Однако при всем том кое-что, на чем сходились и сам Камилов, и почтительный Ca То, и генеральша, было очевидно, а именно: раз уж я решил свести знакомство с семейством Ти Шинфу, намереваюсь устроить похороны и пожить жизнью пекинца, то мне следует привыкать к одежде, манерам и церемонности мандарина, прежде всего надев платье богатого образованного китайца…
Желтоватый цвет моего лица и длинные свисающие усы были как нельзя кстати, и, когда на следующее утро, одетый с иголочки портными улицы Шакуа, я вошел в обитую алым шелком залу, где на лакированном столе уже стоял утренний завтрак, генеральша почтительно, точно явился сам Тон Че, Сын Неба, отступила.
На мне была темно-синяя парчовая туника с расшитой золотыми драконами и цветами грудью, она застегивалась сбоку; поверх нее надет шелковый казакин, тоже синий, но более светлый, короткий и свободный; из-под шелковых штанов орехового цвета виднелись желтые унизанные жемчугом домашние туфли и чулки в черную звездочку; у пояса на красивой перевязи с серебряной бахромой висел бамбуковый веер с портретом философа Лаоцзы. Подобные делают в Сватоу.
И сколь же теперь все во мне было созвучно одежде: все мои мысли и чувства тут же стали китайскими. Так, например, во мне появилось стремление к вычурным церемониям, бюрократическое почтение с определенной долей просвещенного скептицизма к формулам и вместе с тем унизительный страх перед императором, ненависть к чужеземцам, культ предков, приверженность к традициям и любовь к сладостям…
Душой и потрохами я уже был настоящий мандарин. И генеральше я не сказал: "Бонжур, мадам", а, согнувшись в полупоклоне и вращая кулаками у склоненного лба, приветствовал ее обычным китайским приветствием.
- Восхитительно, великолепно! - говорила она, премило улыбаясь и хлопая в ладоши.

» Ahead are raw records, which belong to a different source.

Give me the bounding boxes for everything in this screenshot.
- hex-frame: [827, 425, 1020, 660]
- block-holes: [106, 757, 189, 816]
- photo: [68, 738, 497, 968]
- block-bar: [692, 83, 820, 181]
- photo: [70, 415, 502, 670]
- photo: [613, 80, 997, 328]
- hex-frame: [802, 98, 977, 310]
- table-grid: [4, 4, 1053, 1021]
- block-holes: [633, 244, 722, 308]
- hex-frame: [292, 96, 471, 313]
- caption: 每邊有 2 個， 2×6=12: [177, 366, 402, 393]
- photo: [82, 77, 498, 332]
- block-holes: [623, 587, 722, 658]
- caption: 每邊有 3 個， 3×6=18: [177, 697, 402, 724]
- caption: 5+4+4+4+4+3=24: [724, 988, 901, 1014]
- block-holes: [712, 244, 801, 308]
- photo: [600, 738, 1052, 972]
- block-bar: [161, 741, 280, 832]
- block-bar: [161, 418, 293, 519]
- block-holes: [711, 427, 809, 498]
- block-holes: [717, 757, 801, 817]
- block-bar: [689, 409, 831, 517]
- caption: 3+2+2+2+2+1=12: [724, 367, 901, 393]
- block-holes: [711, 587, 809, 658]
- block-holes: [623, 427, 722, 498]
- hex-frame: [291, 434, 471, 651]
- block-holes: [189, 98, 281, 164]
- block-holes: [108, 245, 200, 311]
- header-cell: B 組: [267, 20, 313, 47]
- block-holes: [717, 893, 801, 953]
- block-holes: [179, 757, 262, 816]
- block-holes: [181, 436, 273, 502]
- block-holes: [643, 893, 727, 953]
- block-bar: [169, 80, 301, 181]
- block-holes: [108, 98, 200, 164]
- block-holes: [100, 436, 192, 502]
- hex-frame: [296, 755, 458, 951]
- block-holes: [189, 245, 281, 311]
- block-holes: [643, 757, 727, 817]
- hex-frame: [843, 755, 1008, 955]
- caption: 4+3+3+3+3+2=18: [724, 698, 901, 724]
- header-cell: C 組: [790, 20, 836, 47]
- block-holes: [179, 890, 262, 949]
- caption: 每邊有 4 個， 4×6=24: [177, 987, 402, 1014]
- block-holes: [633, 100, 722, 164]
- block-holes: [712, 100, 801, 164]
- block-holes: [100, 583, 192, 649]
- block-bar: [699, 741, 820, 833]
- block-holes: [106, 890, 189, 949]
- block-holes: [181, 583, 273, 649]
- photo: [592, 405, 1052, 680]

В это утро в честь моего перевоплощения был подан китайский завтрак. Как же изящны были салфетки из шелковистой красной бумаги с нарисованными на них черными чудовищами! Завтрак начался с устриц из Нинпо. Устрицы были превосходны! Я с превеликим китайским удовольствием проглотил целых две дюжины. Затем подали нежнейшее мясо плавников акулы, потом бараньи глаза в чесночном соусе, водяные лилии в сахарном сиропе, апельсины из Кантона и, наконец, рис, священный рис предков…

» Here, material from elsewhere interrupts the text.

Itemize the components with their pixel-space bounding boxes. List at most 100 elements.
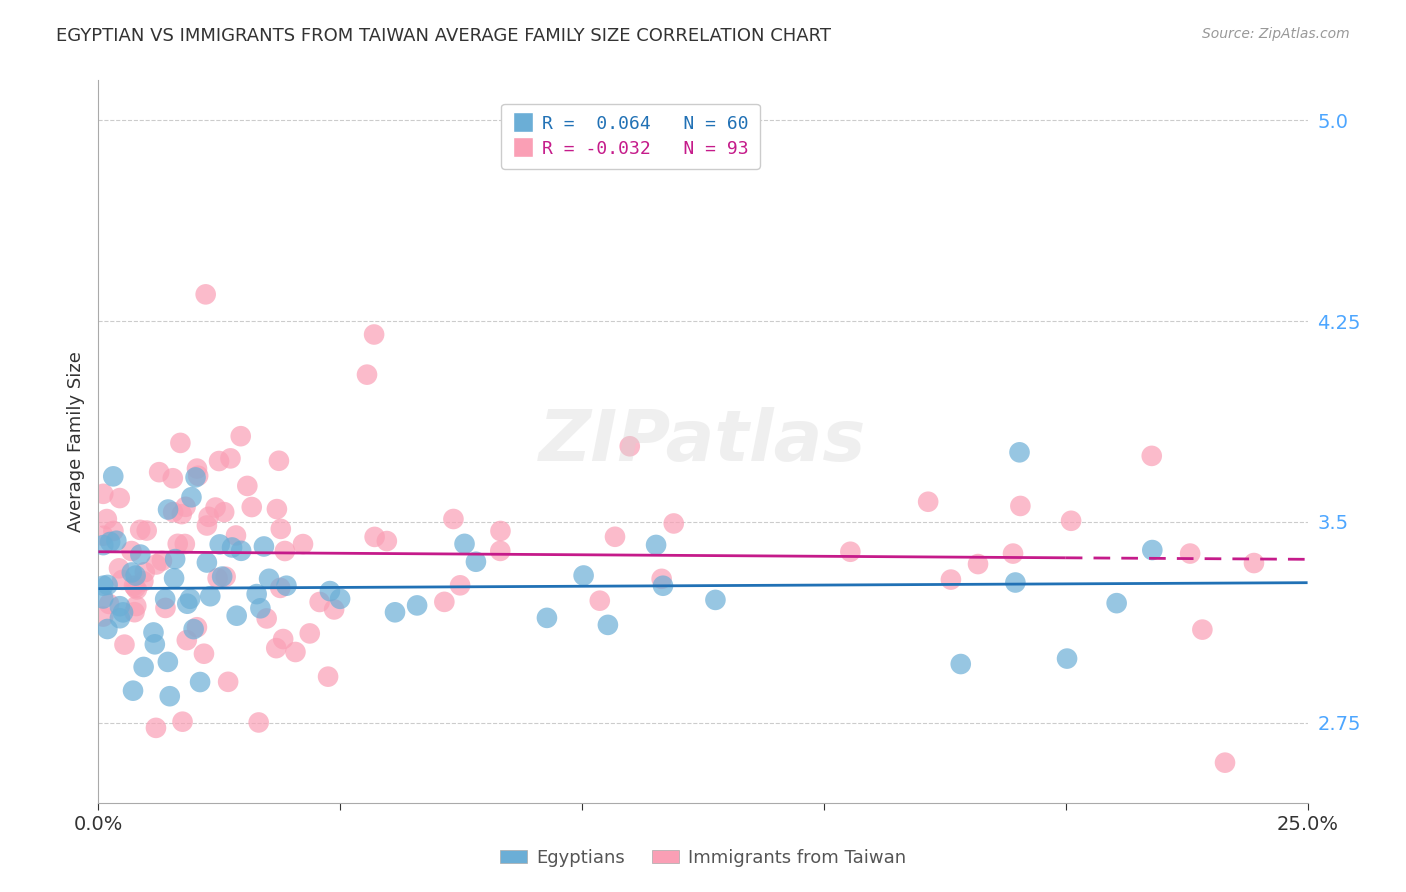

Все эти яства запивались великолепным шаншиньским вином. А на десерт я получил чашку крутого кипятка, в который бросил - и с каким удовольствием! - щепоть императорского чая первого сбора, особого сбора, который, словно в священном обряде, совершается чистыми руками девственниц!..
Когда же мы закурили, появились две певицы, довольно долго издававшие гортанные звуки, - они пели песни времен династии Мин, пели под аккомпанемент гитар, обтянутых змеиной кожей, струны которых перебирали два татарина, сидевшие на корточках. В Китае можно найти развлечение на любой вкус.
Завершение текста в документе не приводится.